Lupin flakes come from the beautiful lupin flower, a colourful flower native to warmer climates like Australia, the Mediterranean and South America. The plant creates flowers in the shape of pods, similar to peas, the seeds inside are then dried and flaked to become lupin flakes.
These flakes are then used in many ways but are becoming extremely popular in the plant-based diet thanks to their high levels of protein, iron and fibre. They have a very similar look and taste to couscous, but with 90% less carbohydrate, plus they are also gluten free.
As around 85% of all lupin production takes place in Australia, they are the leaders in using lupin in food. One of the leading lupin producers in Australia is Revolupin, and in a recent interview with the Telegraph, Sofi Sipsa their chief scientist discussed the health benefits they have found through over 20 years of research and studying: “Lupin flakes have a unique combination of low-carb, gluten-free, plant-based protein and prebiotic fibres, with high levels of bioavailable essential amino acids and minerals, ideal for improving health issues arising from today's modern diet, such as diabesity, hypertension, gut health and cardiovascular health.
"Coupling this with the growing movement to more plant-based diets, gluten-free diets and in particular our understanding of the importance of prebiotic fibres on the microbiome, it's a convergence of factors that have created the right environment for its popularity."
Thanks to their rather muted flavour, lupin flakes can be added to almost anything, which means you’ll have to keep an eye out for them all over menus. Although, I expect we will see them appear as part of desserts, cakes and smoothies first.

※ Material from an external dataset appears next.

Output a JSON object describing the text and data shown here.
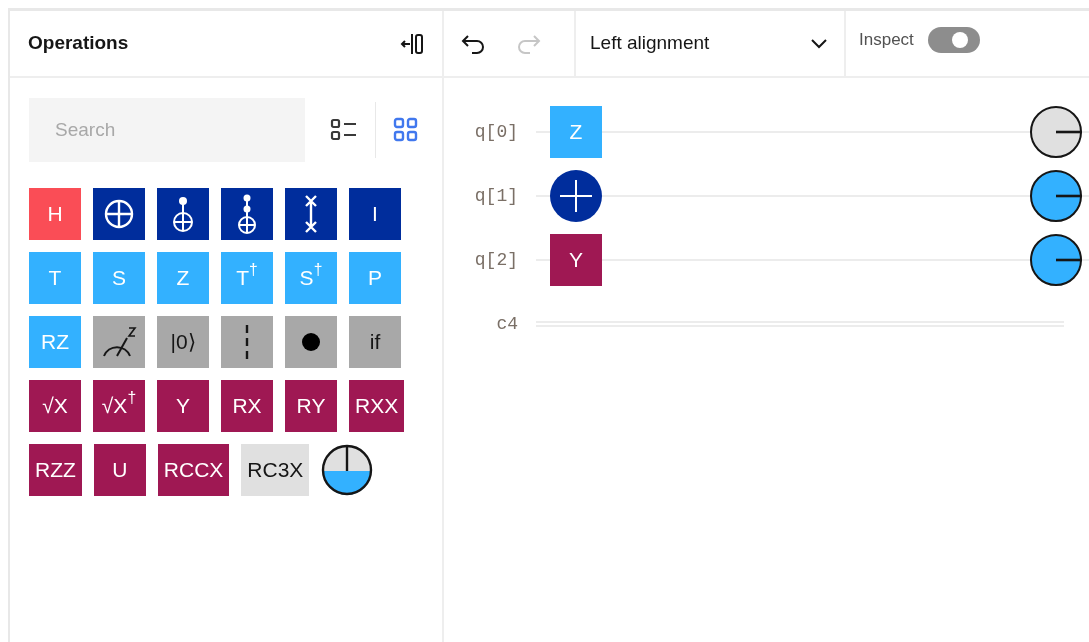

In the past, we have seen similar superfoods quickly take a rise thanks to their adaptability and health benefits. Chia seeds are a great example of this, as a subtly-flavoured ingredient they can be added to most dishes easily but are able to boost the fibre content, even with only a small addition. Chia seeds are now very commonly added to smoothies and desserts, as well as made into their own products like chia puddings. Even though their ‘viral’ spell has now worn off, they are still incredibly popular within health food circles.
As a lover of food, I am a lover of the opportunities that arise when new foods become popular and desired by consumers, and I really cannot wait to see what chefs will do with lupin flakes.